Tableau de comparaison des fonctionnalités
Le tableau suivant compare les fonctionnalités de toutes les références SKU du Pare-feu Azure :
| Catégorie | Caractéristique | Élémentaire | Norme | Premium |
|---|---|---|---|---|
| Fonctionnalités de pare-feu principales | Pare-feu avec état (règles de 5 tuples) | ✓ | ✓ | ✓ |
| Traduction d’adresses réseau (SNAT+DNAT) | ✓ | ✓ | ✓ | |
| Haute disponibilité intégrée | ✓ | ✓ | ✓ | |
| Zones de disponibilité | ✓ | ✓ | ✓ | |
| Filtrage et inspection | Filtrage FQDN au niveau de l’application (basé sur SNI) pour HTTPS/SQL | ✓ | ✓ | ✓ |
| Filtrage FQDN au niveau du réseau : tous les ports et protocoles | ✓ | ✓ | ||
| Règles de filtrage du trafic réseau | ✓ | ✓ | ✓ | |
| Filtrage de contenu web (catégories web) | ✓ | ✓ | ||
| Filtrage d'URL (chemin complet, y compris la terminaison SSL) | ✓ | |||
| Arrêt TLS sortant (proxy de transfert TLS) | ✓ | |||
| Arrêt TLS entrant (proxy inverse TLS) | Utilisation d’Azure Application Gateway | |||
| Protection contre les menaces | Filtrage basé sur le renseignement sur les menaces (adresse IP/domaines malveillants connus) | Alerte uniquement | Alerter et refuser | Alerter et refuser |
| IDPS entièrement géré | ✓ | |||
| DNS | Proxy DNS + DNS personnalisé | ✓ | ✓ | |
| Performances et évolutivité | Scalabilité du cloud (mise à l’échelle automatique à mesure que le trafic augmente) | Jusqu’à 250 Mbits/s | Jusqu’à 30 Gbits/s | Jusqu’à 100 Gbits/s |
| Prise en charge du flux FAT | N/A | 1 Gbit/s | 10 Gbits/s | |
| Gestion et surveillance | Gestion centralisée via Firewall Manager | ✓ | ✓ | ✓ |
| Analyse des stratégies (gestion des règles au fil du temps) | ✓ | ✓ | ✓ | |
| Journalisation complète, y compris l’intégration SIEM | ✓ | ✓ | ✓ | |
| Balises de service et balises de nom de domaine complet pour faciliter la gestion des stratégies | ✓ | ✓ | ✓ | |
| Intégration facile de DevOps à l’aide de REST/PowerShell/CLI/templates/Terraform | ✓ | ✓ | ✓ | |
| Mise en réseau avancée | Plusieurs adresses IP publiques | ✓ | Jusqu’à 250 | Jusqu’à 250 |
| Tunnel forcé | ✓ | ✓ | ||
| Déploiement sans adresse IP publique en mode tunnel forcé | ✓ | ✓ | ||
| Conformité | Certifications (PCI, SOC, ISO) | ✓ | ✓ | ✓ |
| Conformité PCI DSS (Norme de sécurité des données de l'industrie des cartes de paiement) | ✓ |
Fonctionnalités de base du Pare-feu Azure
Azure Firewall Basic est conçu pour les petites et moyennes entreprises (PME) afin de sécuriser leurs environnements cloud Azure avec une protection essentielle à un prix abordable.
Principales fonctionnalités de base
Haute disponibilité intégrée : la haute disponibilité est intégrée.
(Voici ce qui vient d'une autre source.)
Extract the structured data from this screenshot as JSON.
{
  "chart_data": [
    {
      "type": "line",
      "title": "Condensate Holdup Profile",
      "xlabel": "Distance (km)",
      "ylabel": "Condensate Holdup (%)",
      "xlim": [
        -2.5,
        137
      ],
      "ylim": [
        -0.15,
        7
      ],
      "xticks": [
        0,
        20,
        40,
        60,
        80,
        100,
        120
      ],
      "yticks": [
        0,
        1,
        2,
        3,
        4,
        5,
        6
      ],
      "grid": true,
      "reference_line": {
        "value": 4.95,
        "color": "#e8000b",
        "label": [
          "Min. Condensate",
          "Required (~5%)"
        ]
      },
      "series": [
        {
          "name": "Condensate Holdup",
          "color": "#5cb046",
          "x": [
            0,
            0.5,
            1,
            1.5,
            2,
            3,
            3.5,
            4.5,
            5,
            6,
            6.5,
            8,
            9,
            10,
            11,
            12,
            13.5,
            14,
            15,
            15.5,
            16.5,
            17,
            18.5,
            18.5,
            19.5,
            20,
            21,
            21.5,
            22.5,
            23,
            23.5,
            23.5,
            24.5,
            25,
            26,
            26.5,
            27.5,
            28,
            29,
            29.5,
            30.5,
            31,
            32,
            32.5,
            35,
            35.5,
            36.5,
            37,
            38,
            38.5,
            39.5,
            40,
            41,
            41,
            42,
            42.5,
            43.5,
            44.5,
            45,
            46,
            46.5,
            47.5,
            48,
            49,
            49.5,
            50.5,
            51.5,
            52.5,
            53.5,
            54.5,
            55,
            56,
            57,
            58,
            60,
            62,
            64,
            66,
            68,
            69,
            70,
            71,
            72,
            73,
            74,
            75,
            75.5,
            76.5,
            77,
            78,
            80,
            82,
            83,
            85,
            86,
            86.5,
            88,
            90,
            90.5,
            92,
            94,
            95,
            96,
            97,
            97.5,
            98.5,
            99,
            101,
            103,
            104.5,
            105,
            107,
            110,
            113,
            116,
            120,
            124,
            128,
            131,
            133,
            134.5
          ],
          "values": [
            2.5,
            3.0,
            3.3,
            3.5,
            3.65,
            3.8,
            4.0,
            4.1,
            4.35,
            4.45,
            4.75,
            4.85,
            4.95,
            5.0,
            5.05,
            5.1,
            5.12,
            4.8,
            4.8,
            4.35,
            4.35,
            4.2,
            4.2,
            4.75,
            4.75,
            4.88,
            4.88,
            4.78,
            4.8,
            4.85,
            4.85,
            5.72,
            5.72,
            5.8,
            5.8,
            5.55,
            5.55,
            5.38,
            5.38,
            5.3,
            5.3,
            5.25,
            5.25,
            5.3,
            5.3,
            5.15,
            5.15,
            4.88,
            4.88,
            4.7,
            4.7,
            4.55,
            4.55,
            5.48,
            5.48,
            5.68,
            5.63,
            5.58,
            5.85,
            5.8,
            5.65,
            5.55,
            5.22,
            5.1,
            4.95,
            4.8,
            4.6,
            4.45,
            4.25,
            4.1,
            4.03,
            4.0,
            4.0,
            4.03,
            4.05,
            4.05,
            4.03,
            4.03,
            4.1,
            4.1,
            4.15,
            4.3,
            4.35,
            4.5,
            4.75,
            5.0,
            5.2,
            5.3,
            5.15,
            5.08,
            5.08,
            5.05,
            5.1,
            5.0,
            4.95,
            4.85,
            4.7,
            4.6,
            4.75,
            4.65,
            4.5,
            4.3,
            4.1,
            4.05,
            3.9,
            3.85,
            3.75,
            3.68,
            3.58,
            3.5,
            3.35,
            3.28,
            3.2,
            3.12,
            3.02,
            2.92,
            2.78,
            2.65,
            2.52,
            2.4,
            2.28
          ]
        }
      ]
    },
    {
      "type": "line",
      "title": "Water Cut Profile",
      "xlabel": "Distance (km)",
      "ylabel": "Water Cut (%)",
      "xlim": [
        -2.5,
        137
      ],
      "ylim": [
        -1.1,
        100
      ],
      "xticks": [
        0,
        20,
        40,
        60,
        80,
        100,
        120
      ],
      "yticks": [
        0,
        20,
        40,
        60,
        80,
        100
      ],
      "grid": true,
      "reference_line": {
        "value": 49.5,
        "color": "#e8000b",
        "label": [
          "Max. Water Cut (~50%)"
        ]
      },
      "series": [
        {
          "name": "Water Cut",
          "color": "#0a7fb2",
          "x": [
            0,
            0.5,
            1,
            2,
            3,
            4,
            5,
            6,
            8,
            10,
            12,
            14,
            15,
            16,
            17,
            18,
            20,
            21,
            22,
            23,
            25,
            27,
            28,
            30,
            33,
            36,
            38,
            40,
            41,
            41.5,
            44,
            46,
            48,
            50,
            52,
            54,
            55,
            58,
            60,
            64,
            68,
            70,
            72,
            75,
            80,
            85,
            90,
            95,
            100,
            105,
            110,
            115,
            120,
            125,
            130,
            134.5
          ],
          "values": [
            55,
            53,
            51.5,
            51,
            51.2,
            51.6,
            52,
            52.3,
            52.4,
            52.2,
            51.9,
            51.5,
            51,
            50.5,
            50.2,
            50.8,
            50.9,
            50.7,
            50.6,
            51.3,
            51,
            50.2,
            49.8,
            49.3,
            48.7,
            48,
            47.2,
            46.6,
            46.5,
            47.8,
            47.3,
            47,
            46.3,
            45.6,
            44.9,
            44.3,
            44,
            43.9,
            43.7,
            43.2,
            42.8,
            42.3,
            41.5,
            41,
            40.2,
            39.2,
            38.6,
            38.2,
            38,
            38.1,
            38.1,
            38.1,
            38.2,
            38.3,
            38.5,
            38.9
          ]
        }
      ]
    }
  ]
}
Par conséquent, aucun équilibreur de charge supplémentaire n’est nécessaire et vous n’avez rien à configurer.
Zones de disponibilité : le Pare-feu Azure peut être configuré pendant le déploiement pour couvrir plusieurs zones de disponibilité pour une disponibilité accrue. Vous pouvez également associer le Pare-feu Azure à une zone spécifique pour des raisons de proximité.
Règles de filtrage du nom de domaine complet d’application : vous pouvez limiter le trafic HTTP/S sortant ou le trafic Azure SQL à une liste spécifiée de noms de domaine complets (FQDN), y compris les caractères génériques. Cette fonctionnalité ne nécessite pas l’arrêt TLS (Transport Layer Security).
Règles de filtrage du trafic réseau : vous pouvez créer ou refuser de manière centralisée des règles de filtrage réseau par adresse IP source et de destination, port et protocole. Le service Pare-feu Azure étant entièrement avec état, il peut distinguer les paquets légitimes pour différents types de connexions.
FQDN tags : FQDN tags vous permettent d’autoriser facilement le trafic réseau des services Azure bien connus via votre pare-feu. Par exemple, vous pouvez créer une règle d’application et inclure la balise Windows Update pour autoriser le trafic réseau de Windows Update à passer par votre pare-feu.
Balises de service : une balise de service représente un groupe de préfixes d’adresses IP pour réduire la complexité de la création de règles de sécurité. Microsoft gère les préfixes d’adresses couverts par la balise de service et met automatiquement à jour cette balise au fur et à mesure que les adresses changent.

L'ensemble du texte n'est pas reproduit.